Fedora 7

David Zeuthen david at fubar.dk
Sat Jan 6 16:32:30 UTC 2007


On Jan 6, 2007, at 3:06 AM, Warren Togami wrote:
> More broadly... Fedora is not a democracy.
>
> Fedora is a meritocracy.

Yes, and it's worth expanding on this. For example, a democracy is  
one where people with, say, too much time on their hands are able to  
build a community of peers (because most people like to be followed)  
and get elected into office based on e.g. the amount of mails the  
write and how well they crush their opposition. In a meritocracy we  
don't do this, we still let the most competent person (or persons)  
make decisions. Of course in some cases it's difficult for outsiders  
(who cannot judge, for a given subject matter, who is competent and  
who is not) to understand why some decisions are made and some are  
not. The day Fedora becomes a democracy is the day I'll contributing  
to Fedora.

> One issue however that I see with this, is historic lack of inter- 
> communication between the RH Desktop team and the community.

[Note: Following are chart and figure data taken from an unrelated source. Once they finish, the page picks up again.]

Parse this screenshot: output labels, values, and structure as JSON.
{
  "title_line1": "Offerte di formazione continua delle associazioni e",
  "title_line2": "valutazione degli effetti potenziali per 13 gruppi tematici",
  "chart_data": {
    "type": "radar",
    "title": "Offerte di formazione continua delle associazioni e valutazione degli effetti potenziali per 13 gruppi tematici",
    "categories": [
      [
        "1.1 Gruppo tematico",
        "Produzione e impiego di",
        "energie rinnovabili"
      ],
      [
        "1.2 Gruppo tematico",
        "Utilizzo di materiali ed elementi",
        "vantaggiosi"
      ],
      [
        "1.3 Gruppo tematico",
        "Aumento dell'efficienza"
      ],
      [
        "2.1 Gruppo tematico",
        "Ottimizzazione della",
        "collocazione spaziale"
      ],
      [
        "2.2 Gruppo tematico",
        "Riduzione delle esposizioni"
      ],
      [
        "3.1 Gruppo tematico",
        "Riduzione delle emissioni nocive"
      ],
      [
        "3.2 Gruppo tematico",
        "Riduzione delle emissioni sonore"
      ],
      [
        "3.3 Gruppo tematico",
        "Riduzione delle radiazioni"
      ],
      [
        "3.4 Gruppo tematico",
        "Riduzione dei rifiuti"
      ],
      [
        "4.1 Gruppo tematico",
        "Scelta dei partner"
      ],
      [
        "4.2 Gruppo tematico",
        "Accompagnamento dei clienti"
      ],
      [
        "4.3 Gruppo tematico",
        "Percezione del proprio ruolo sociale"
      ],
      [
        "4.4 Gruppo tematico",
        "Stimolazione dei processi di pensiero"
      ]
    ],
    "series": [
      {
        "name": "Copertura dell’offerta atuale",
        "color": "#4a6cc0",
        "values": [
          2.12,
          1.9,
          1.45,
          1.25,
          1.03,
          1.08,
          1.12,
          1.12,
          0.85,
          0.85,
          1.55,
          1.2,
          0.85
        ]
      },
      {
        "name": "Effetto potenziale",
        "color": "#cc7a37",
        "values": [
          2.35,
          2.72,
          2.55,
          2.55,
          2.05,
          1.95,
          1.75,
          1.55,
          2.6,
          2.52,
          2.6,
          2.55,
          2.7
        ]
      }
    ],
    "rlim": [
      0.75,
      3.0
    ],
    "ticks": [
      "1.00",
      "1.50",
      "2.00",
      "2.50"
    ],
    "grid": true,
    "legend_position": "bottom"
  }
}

Not sure what you had in mind (examples?) but it's not exactly true  
(which is an understatement) though of course relations between RH  
employees and non-RH employees wanting to help out too can be  
improved. We always tell people to help out upstream; the only  
patches we carry are for defaults really. It's just like the kernel,  
we tell Fedora people to hack on kernel.org kernels.